Return datetime objects given numeric time values. The units of the numeric time values are described by the units argument and the calendar keyword. The returned datetime objects represent UTC with no time-zone offset, even if the specified units contain a time-zone offset.

Like the matplotlib num2date function, except that it allows for different units and calendars. Behaves the same if units = 'days since 001-01-01 00:00:00' and calendar = 'proleptic_gregorian'.

Parameters:
  • times - numeric time values. Maximum resolution is 1 second.
  • units - a string of the form 'time units since reference time' describing the time units. time units can be days, hours, minutes or seconds. reference time is the time origin. A valid choice would be units='hours since 1800-01-01 00:00:00 -6:00'.
  • calendar - describes the calendar used in the time calculations. All the values currently defined in the CF metadata convention are supported. Valid calendars 'standard', 'gregorian', 'proleptic_gregorian' 'noleap', '365_day', '360_day', 'julian', 'all_leap', '366_day'. Default is 'standard', which is a mixed Julian/Gregorian calendar.
Returns:
a datetime instance, or an array of datetime instances.

The datetime instances returned are 'real' python datetime objects if the date falls in the Gregorian calendar (i.e. calendar='proleptic_gregorian', or calendar = 'standard' or 'gregorian' and the date is after 1582-10-15).
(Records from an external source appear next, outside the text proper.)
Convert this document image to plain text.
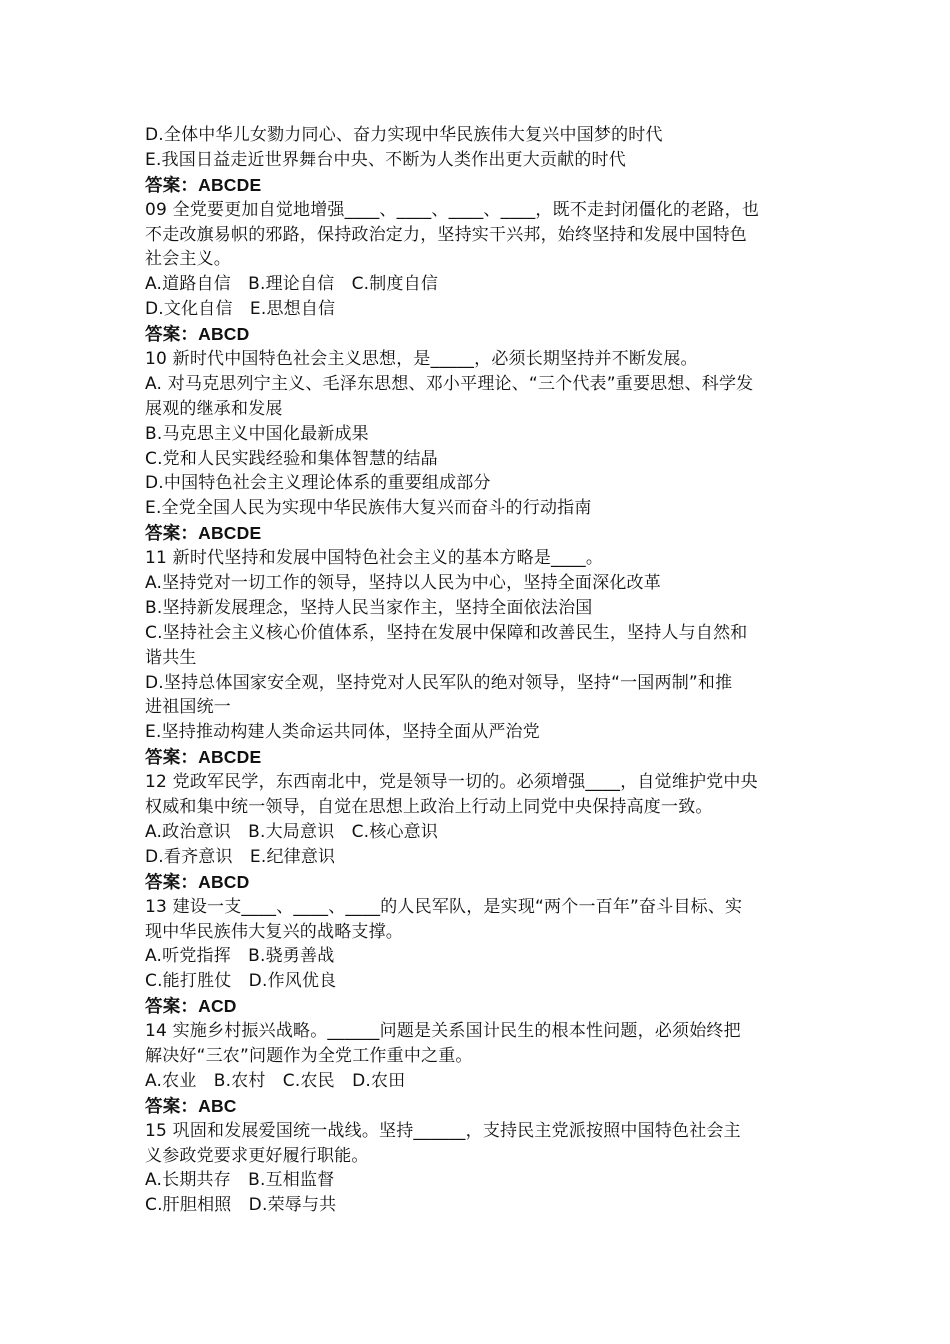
D.全体中华儿女勠力同心、奋力实现中华民族伟大复兴中国梦的时代
E.我国日益走近世界舞台中央、不断为人类作出更大贡献的时代
答案：ABCDE
09 全党要更加自觉地增强____、____、____、____，既不走封闭僵化的老路，也
不走改旗易帜的邪路，保持政治定力，坚持实干兴邦，始终坚持和发展中国特色
社会主义。
A.道路自信　B.理论自信　C.制度自信
D.文化自信　E.思想自信
答案：ABCD
10 新时代中国特色社会主义思想，是_____，必须长期坚持并不断发展。
A. 对马克思列宁主义、毛泽东思想、邓小平理论、“三个代表”重要思想、科学发
展观的继承和发展
B.马克思主义中国化最新成果
C.党和人民实践经验和集体智慧的结晶
D.中国特色社会主义理论体系的重要组成部分
E.全党全国人民为实现中华民族伟大复兴而奋斗的行动指南
答案：ABCDE
11 新时代坚持和发展中国特色社会主义的基本方略是____。
A.坚持党对一切工作的领导，坚持以人民为中心，坚持全面深化改革
B.坚持新发展理念，坚持人民当家作主，坚持全面依法治国
C.坚持社会主义核心价值体系，坚持在发展中保障和改善民生，坚持人与自然和
谐共生
D.坚持总体国家安全观，坚持党对人民军队的绝对领导，坚持“一国两制”和推
进祖国统一
E.坚持推动构建人类命运共同体，坚持全面从严治党
答案：ABCDE
12 党政军民学，东西南北中，党是领导一切的。必须增强____，自觉维护党中央
权威和集中统一领导，自觉在思想上政治上行动上同党中央保持高度一致。
A.政治意识　B.大局意识　C.核心意识
D.看齐意识　E.纪律意识
答案：ABCD
13 建设一支____、____、____的人民军队，是实现“两个一百年”奋斗目标、实
现中华民族伟大复兴的战略支撑。
A.听党指挥　B.骁勇善战
C.能打胜仗　D.作风优良
答案：ACD
14 实施乡村振兴战略。______问题是关系国计民生的根本性问题，必须始终把
解决好“三农”问题作为全党工作重中之重。
A.农业　B.农村　C.农民　D.农田
答案：ABC
15 巩固和发展爱国统一战线。坚持______，支持民主党派按照中国特色社会主
义参政党要求更好履行职能。
A.长期共存　B.互相监督
C.肝胆相照　D.荣辱与共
Otherwise, they are 'phony' datetime objects which support some but not all the methods of 'real' python datetime objects. This is because the python datetime module cannot the uses the 'proleptic_gregorian' calendar, even before the switch occured from the Julian calendar in 1582. The datetime instances do not contain a time-zone offset, even if the specified units contains one.

stringtoarr(a, NUMCHARS)

 

convert a string to a character array of length NUMCHARS

Parameters:
  • a - Input python string.
  • NUMCHARS - number of characters used to represent string (if len(a) < NUMCHARS, it will be padded on the right with blanks).
Returns:
A rank 1 numpy character array of length NUMCHARS with datatype 'S1'

stringtochar(a)

 

convert a string array to a character array with one extra dimension

Parameters:
  • a - Input numpy string array with numpy datatype 'SN', where N is the number of characters in each string. Will be converted to an array of characters (datatype 'S1') of shape a.shape + (N,).
Returns:
A numpy character array with datatype 'S1' and shape a.shape + (N,), where N is the length of each string in a.